The Greek circus
Alexis Tsipras was the head of a disparate group which ended up as SYRIZA. He preferred playing to working. But after the 2012 elections, he became leader of the main opposition. This panicked the systemic parties because with SYRIZA in power, it put Greece’s eurozone membership at risk.
This is how it was through the first six months of Tsipras’s time as premier, up to summer 2015, when we saw his dramatic turnaround with his acceptance of a new memorandum, with an increased parliamentary majority, a breakup of the party’s leadership, elections and his re-election.
The end of the latest negotiations and Greece’s return to the markets, whatever that implies, should have been touted as a win for the European establishment.

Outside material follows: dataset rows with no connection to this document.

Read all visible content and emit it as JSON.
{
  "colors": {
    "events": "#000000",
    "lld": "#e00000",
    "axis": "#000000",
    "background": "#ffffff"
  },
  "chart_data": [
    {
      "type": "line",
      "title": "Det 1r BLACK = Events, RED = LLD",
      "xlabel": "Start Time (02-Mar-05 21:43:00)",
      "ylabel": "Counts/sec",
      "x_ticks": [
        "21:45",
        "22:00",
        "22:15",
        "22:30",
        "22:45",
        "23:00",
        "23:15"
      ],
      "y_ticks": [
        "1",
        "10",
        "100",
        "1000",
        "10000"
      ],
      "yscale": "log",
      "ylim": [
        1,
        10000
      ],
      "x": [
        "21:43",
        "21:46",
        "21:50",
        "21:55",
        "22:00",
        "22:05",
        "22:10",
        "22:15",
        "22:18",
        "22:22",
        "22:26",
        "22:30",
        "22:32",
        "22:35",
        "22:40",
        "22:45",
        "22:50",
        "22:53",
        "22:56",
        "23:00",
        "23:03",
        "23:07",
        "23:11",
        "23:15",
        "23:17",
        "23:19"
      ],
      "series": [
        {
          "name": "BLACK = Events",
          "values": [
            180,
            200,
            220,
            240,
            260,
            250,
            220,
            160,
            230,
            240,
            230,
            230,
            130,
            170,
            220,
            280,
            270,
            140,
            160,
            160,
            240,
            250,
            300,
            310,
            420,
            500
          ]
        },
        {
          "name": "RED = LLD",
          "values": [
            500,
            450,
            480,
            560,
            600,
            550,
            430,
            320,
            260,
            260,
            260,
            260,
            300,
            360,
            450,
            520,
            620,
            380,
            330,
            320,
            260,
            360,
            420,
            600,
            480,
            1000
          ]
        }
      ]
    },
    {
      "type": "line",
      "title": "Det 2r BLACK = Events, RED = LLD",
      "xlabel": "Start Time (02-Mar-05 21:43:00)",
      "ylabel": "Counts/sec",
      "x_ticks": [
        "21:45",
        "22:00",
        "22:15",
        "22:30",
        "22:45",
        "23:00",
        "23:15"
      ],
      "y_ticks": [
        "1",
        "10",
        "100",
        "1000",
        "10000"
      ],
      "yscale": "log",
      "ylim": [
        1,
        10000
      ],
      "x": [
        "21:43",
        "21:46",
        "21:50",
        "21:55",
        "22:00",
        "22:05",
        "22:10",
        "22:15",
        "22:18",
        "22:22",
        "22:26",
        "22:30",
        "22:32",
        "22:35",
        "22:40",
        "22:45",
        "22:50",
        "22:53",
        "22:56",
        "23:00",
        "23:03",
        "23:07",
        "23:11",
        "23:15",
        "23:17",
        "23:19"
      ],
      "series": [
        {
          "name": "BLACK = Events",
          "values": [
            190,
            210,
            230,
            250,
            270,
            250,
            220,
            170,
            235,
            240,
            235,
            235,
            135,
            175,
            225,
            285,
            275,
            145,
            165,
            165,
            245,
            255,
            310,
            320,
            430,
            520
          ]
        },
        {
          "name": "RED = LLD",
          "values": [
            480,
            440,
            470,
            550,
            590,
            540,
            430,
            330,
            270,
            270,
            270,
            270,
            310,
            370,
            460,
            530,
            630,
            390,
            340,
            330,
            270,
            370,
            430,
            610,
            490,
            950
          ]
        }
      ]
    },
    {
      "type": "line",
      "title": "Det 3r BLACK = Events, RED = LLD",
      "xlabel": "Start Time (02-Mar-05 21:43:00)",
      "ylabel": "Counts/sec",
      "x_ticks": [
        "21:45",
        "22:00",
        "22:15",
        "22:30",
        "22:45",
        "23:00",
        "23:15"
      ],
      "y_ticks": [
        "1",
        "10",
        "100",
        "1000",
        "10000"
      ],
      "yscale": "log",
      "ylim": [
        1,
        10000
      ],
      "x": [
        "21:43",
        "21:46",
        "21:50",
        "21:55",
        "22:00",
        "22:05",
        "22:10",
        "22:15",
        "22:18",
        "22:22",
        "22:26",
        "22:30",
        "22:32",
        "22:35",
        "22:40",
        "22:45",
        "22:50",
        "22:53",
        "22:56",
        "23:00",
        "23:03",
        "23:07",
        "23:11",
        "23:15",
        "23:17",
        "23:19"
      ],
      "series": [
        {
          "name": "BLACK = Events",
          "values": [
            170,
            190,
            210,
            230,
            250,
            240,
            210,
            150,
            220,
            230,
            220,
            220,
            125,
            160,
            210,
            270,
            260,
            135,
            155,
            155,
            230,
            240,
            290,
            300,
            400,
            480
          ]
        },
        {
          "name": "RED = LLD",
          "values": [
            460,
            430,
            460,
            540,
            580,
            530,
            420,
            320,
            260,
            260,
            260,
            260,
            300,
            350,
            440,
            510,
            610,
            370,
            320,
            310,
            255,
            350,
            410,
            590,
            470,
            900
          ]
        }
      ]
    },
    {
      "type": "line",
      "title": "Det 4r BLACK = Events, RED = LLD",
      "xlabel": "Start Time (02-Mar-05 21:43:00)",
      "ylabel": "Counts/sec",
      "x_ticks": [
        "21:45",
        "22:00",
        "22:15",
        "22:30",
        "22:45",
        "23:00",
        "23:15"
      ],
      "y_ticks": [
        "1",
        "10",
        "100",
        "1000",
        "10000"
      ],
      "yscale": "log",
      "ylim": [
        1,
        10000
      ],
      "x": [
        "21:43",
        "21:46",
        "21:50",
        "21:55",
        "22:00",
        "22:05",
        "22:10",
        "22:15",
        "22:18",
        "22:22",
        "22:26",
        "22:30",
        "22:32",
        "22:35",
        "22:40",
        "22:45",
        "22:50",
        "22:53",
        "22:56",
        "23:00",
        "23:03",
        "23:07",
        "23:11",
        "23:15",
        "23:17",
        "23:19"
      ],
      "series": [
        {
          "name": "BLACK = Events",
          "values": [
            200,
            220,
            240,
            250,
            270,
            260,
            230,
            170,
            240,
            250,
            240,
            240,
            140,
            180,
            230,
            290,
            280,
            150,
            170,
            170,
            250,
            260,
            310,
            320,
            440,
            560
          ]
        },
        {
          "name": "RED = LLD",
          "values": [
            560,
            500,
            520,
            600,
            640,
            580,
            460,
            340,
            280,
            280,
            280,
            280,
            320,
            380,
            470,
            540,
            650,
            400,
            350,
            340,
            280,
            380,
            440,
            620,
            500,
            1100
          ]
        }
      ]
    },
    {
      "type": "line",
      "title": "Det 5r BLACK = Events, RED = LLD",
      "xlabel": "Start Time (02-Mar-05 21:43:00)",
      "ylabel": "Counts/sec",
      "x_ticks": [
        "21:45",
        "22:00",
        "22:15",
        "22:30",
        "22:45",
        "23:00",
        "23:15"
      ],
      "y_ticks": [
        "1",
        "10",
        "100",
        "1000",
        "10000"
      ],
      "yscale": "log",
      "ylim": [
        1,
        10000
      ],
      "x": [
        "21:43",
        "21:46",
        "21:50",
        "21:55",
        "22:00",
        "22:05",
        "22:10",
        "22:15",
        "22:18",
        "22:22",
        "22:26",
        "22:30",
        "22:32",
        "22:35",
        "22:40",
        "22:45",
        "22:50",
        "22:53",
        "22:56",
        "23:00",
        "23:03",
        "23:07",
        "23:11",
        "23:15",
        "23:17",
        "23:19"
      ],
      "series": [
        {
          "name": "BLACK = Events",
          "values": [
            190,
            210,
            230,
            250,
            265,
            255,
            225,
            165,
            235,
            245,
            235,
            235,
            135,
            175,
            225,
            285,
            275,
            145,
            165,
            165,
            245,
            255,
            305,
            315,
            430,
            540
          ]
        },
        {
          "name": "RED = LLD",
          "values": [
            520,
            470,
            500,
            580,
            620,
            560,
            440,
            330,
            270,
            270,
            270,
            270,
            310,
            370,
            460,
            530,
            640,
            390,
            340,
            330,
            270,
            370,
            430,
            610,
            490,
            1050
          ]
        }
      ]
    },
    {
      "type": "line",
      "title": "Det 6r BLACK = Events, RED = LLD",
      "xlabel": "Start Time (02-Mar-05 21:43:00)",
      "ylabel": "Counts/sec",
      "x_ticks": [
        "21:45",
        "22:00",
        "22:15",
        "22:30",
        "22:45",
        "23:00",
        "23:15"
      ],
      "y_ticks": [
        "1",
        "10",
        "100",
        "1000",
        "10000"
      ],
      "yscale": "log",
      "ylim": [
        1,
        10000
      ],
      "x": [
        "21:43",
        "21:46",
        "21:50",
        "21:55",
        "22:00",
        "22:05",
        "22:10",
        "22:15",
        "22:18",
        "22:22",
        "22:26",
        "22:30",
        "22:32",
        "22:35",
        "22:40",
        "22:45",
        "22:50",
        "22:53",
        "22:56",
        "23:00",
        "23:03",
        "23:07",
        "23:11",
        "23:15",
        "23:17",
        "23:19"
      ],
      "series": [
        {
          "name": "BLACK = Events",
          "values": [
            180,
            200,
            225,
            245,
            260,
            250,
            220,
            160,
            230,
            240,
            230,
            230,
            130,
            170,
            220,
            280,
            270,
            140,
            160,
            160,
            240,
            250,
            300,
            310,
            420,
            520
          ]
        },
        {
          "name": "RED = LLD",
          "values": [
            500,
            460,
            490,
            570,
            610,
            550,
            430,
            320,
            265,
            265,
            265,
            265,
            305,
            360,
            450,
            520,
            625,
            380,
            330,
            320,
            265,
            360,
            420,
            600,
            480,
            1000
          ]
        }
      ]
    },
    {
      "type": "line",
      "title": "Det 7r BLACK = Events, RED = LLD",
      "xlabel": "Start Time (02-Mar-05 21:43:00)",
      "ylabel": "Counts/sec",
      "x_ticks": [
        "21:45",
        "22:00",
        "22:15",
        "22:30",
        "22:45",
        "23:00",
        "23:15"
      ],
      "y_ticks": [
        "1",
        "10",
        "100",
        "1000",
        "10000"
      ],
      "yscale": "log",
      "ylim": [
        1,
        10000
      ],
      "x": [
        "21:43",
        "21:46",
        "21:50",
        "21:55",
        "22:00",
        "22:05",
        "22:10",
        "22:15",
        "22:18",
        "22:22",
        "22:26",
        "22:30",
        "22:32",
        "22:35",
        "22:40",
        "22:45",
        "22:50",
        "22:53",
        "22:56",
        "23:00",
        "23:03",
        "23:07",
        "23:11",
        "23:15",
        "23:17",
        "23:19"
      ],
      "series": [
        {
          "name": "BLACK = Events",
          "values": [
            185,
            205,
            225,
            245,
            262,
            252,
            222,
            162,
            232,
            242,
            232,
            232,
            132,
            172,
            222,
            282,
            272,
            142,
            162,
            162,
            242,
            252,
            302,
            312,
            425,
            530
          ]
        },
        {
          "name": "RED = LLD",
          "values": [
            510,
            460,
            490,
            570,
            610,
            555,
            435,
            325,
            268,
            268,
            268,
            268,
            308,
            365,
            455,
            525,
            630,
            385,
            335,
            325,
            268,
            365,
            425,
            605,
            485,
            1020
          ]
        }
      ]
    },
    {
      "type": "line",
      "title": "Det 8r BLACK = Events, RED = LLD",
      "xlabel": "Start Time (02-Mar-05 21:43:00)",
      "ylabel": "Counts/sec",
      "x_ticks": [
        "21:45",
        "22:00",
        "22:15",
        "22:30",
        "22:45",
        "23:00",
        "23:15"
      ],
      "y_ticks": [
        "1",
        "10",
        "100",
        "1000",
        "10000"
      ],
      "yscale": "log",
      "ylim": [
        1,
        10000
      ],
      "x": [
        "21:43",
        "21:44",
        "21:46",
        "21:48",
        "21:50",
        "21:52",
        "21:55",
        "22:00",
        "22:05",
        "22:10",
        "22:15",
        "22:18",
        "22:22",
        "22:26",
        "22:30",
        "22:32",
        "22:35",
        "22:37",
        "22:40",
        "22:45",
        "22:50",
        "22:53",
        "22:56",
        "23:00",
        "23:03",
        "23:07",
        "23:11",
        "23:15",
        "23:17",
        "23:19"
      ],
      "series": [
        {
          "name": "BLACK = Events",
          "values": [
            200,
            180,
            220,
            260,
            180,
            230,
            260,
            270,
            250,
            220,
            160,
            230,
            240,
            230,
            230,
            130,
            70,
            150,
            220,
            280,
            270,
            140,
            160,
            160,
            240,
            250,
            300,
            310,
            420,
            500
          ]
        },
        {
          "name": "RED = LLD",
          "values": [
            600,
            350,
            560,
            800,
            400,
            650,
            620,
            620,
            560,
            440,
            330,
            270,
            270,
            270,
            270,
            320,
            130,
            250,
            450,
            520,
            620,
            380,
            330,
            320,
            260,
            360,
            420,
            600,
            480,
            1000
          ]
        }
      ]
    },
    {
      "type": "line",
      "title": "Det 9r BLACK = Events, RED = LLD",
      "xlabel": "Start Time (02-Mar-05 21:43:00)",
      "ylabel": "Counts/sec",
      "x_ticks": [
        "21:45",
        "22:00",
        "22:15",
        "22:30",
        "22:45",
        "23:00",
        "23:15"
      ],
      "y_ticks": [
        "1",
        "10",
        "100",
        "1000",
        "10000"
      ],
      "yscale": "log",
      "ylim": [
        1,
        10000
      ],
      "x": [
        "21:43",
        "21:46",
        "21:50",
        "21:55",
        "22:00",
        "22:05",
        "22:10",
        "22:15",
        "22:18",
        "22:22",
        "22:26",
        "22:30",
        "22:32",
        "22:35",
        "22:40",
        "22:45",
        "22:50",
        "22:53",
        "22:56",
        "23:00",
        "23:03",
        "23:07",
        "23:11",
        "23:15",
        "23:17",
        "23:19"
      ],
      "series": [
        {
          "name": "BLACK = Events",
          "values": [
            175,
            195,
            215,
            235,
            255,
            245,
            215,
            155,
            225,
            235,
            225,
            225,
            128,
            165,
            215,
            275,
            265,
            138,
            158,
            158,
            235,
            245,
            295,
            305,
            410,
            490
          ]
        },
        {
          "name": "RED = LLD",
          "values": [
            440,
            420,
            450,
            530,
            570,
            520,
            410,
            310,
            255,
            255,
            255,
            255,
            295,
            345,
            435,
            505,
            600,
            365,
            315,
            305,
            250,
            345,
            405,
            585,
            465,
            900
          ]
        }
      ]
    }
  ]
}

This is happening with reservations kept private due to the people’s general distrust.
Tsipras’s forced and aggressive proselytizing and acceptance of what he used to rail against his predecessor for have caused confusion both in the ranks of SYRIZA and the political opposition.
Nevertheless, their continuation in power is a big reason for its lawmakers to close ranks. Furthermore, despite Tsipras’s dramatic transformation in summer 2015 – to compensate for his entrance into the European order – it is certain there was an attempt to reinforce SYRIZA’s left-wing character.
The situation that emerged is somewhat irrational: Greece under the auspices of a very strict program of European discipline, without any scope for divergence, with the left in power trying to play a leading role in all other aspects of Greek political life. In short, this means chaos and incoherence, but this is the landscape Tsipras is used to operating in, as has been proven in the past.
The main opposition is right to highlight the cost of SYRIZA’s normalization in the Greek political sphere. But in essence, it prefers this development compared to the nightmare of the country being kicked out of the eurozone. At the same time the opposition is enthusiastically striving to annihilate the leftism of SYRIZA, whatever form that might take.
In other words, this is a whole Greek circus that our powerful partners observe with scorn.